Generative agents are autonomous entities powered by LLMs that can perceive their environment, make decisions, and take actions. Their architecture typically involves components for planning, memory, and action execution. Operationalizing agents (AgentOps) requires attention to observability and metrics. Evaluation involves assessing core capabilities, the trajectory of agent behavior, and the quality of final responses, often incorporating human feedback. In multi-agent systems, evaluating the interactions and coordination between agents becomes crucial, and specialized architectures and design patterns are employed.

7. How are domain-specific LLMs being developed and applied in fields like cybersecurity (SecLM) and healthcare (MedLM)? #

Domain-specific LLMs are created by training models on large datasets specific to a particular domain, often combined with general pre-training. SecLM for cybersecurity aims to assist with tasks like threat detection and analysis by understanding security-related language and concepts. MedLM in healthcare focuses on medical knowledge and reasoning, with applications in medical Q&A, diagnosis support, and clinical documentation. The development of these models requires careful consideration of domain-specific challenges, such as data privacy and the need for high accuracy, as well as specialized evaluation frameworks and deployment considerations.

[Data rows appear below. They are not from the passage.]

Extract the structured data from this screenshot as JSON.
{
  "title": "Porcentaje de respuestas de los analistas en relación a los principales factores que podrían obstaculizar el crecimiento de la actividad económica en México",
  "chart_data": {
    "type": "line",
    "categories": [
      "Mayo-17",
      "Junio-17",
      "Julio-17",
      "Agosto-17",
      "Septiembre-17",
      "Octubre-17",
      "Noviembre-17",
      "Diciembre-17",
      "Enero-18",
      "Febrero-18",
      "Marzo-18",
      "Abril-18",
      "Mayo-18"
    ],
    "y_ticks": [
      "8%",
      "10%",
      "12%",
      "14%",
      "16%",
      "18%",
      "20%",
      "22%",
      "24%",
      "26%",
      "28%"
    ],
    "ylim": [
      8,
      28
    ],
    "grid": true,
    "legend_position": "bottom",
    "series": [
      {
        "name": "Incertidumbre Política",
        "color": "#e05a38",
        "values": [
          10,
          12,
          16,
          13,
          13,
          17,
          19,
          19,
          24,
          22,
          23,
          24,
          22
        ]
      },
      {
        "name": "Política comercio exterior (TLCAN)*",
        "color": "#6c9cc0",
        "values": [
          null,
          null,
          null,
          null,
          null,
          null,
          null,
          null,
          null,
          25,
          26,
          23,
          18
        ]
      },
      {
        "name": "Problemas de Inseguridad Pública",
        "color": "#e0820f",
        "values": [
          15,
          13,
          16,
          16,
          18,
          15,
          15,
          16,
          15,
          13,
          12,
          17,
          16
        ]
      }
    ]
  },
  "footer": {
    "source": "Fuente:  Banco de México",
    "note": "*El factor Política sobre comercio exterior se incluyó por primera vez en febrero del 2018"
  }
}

8. What are the key aspects of MLOps for Generative AI systems, and how does it differ from traditional MLOps? #

MLOps for Generative AI addresses the lifecycle of these complex systems, including model discovery, development, tuning, deployment, monitoring, and governance. It shares core principles with traditional MLOps but has unique considerations due to the nature of foundation models and prompted systems. This includes managing and versioning prompts, dealing with synthetic data, specialized evaluation techniques, the deployment of large foundation models, and the importance of continuous tuning and monitoring for drift and safety. AI platforms provide tools and infrastructure to support these GenAI-specific MLOps workflows.